Hands out to the side of the horses neck like you are pushing a wheel barrow. My coach loves the driving rein, and really so do I. It forces the rider to use their leg to keep them from tipping forward, since you can’t use your hands to balance on the horses neck. Since she can’t lean on the horses neck, she may stay in the center of her saddle.

If she only does this as the fence gets bigger, it could be nerves or anxiety over the size of the fence. Perhaps work on ways of calming and focusing and not worrying over fence size?

Well as a middle aged re-rider who was used to jumping much bigger jumps when I was younger than I am now I think I was still releasing like the jump was 4’6". Somehow I got in the habit of releasing with my shoulder instead of my hand. What works for me is two point and don’t move my body. I keep my reins shorter than I naturally want and keep my hands out in front of me so really no release is necessary. Stay still! Suddenly the jumps feel small when you aren’t jumping them for your horses. ??

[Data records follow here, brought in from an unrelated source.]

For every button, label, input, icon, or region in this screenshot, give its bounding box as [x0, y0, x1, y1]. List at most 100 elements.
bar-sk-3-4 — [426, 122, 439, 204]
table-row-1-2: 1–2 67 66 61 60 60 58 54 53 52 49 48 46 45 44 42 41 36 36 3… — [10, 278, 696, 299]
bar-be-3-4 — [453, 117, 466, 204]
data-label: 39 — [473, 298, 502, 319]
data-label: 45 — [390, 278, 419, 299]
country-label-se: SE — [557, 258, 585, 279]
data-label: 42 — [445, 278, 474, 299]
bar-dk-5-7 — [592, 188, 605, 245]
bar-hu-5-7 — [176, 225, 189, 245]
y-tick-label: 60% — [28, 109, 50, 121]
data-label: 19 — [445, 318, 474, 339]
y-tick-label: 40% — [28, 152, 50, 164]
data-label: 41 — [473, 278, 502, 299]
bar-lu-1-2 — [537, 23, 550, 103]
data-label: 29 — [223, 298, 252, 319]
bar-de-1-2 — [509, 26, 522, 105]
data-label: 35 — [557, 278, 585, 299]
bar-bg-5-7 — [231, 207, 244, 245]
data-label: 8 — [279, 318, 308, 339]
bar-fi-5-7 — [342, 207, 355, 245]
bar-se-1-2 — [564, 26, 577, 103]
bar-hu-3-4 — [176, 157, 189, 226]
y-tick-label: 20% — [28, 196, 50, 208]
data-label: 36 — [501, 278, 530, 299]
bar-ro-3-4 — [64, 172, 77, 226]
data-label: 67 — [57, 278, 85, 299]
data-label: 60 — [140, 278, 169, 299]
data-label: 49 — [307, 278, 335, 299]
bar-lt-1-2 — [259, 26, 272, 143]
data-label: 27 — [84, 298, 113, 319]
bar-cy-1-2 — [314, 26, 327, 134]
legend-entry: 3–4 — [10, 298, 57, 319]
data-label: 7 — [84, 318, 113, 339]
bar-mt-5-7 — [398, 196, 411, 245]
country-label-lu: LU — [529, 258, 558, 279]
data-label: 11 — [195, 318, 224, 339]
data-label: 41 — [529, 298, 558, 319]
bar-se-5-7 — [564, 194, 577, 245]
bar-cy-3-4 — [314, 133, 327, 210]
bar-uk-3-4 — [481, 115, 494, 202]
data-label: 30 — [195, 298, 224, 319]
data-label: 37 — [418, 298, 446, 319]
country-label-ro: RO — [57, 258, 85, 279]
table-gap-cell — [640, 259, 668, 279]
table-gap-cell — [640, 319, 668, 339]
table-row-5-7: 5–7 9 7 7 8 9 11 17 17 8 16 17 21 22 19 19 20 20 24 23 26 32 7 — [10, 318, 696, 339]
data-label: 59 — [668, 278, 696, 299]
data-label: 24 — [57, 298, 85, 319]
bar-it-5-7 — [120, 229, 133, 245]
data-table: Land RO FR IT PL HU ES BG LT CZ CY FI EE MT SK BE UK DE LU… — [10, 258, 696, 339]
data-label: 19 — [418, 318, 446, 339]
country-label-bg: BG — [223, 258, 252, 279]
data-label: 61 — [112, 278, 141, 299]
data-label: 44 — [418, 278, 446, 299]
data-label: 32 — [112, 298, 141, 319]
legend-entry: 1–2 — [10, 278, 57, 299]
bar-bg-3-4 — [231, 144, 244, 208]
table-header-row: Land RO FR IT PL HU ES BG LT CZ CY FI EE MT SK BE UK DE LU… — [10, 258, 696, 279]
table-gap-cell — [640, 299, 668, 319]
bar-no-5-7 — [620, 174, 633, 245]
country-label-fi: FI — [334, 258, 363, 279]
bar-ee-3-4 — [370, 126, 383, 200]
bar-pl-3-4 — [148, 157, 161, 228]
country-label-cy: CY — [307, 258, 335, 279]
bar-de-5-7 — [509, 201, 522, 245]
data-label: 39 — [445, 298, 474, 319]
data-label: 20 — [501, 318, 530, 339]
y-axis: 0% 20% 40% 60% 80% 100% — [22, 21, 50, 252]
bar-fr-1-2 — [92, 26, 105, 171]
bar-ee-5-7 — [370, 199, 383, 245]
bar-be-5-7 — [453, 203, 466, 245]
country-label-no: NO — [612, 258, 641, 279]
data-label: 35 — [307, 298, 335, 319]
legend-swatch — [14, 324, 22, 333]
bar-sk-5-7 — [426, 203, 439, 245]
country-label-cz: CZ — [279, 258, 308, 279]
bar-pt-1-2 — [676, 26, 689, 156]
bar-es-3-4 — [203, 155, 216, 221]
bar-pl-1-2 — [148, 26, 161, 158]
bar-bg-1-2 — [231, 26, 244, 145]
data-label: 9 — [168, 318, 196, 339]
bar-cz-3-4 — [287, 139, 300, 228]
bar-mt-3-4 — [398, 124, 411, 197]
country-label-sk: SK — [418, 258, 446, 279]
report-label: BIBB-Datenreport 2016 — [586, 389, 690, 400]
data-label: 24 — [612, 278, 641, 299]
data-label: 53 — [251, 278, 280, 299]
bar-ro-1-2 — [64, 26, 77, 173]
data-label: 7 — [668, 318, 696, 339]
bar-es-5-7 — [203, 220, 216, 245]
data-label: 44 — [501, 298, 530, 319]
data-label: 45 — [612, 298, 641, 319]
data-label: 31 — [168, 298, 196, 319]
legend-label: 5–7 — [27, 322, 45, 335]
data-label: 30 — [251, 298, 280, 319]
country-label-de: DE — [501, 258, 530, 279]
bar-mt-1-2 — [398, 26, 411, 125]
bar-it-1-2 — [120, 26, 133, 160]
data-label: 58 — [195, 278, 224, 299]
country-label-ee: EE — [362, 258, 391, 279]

I cut myself slack when the jump is bigger and I’m jumping it the first time as I’ll likely revert but the I can go back to staying still.

I’m with the think “hips back” group. Denny Emerson had an interesting write-up on this somewhere recently (maybe Facebook?)

She doesn’t have a functionally great leg if shes jumping ahead. That’s usually a sign the base is weak and her weight not truly going down thru the glutes and hamstrings to the heel. Some riders manage a quiet lower leg and deep heel without really getting the weight distribution right. To the less educated eye it looks good but it’s fundamentally weak and will get them a nasty bite in the rear as the fences go up and they have a bad spot or stumble as low as 3’.

Learning to keep butt close to the tack and shoulder back until the horse closes the hip angle is hard for riders and, unfotunately, seems too sophisticated for some trainers to teach as they don’t seem to grasp the concept. Pretty is as pretty does and if pretty is not fundamentally correct and therefore strong and 100% in control? It’s not so pretty and can quickly get downright ugly.

Nothing personal intended. Just a general observation about the average level of coaching from those who lack basic understanding of fundamentals, let alone the ability to teach them to many clients who lack correct fundamentals.

OMG, I sound like GM…

small grids, working up to no reins and no stirrups.

I agree with findeight, if the issue occurs/gets worse as the fences get larger, her base of support simply isn’t strong enough for the fence height. She needs to strength her position - grids with no reins and no stirrups, lots of no stirrup two-point and transitions, etc.
For those that tend to do it out of anxiety or inexperience, I’ll take them back to small X’s and trot them in half seat, without changing their position at all over the fence. Then up to 2’ approaching in a tall 2-point without changing their position at all over the fence. The point is teaching them to wait, that they don’t need to jump for the horse, just stay with it.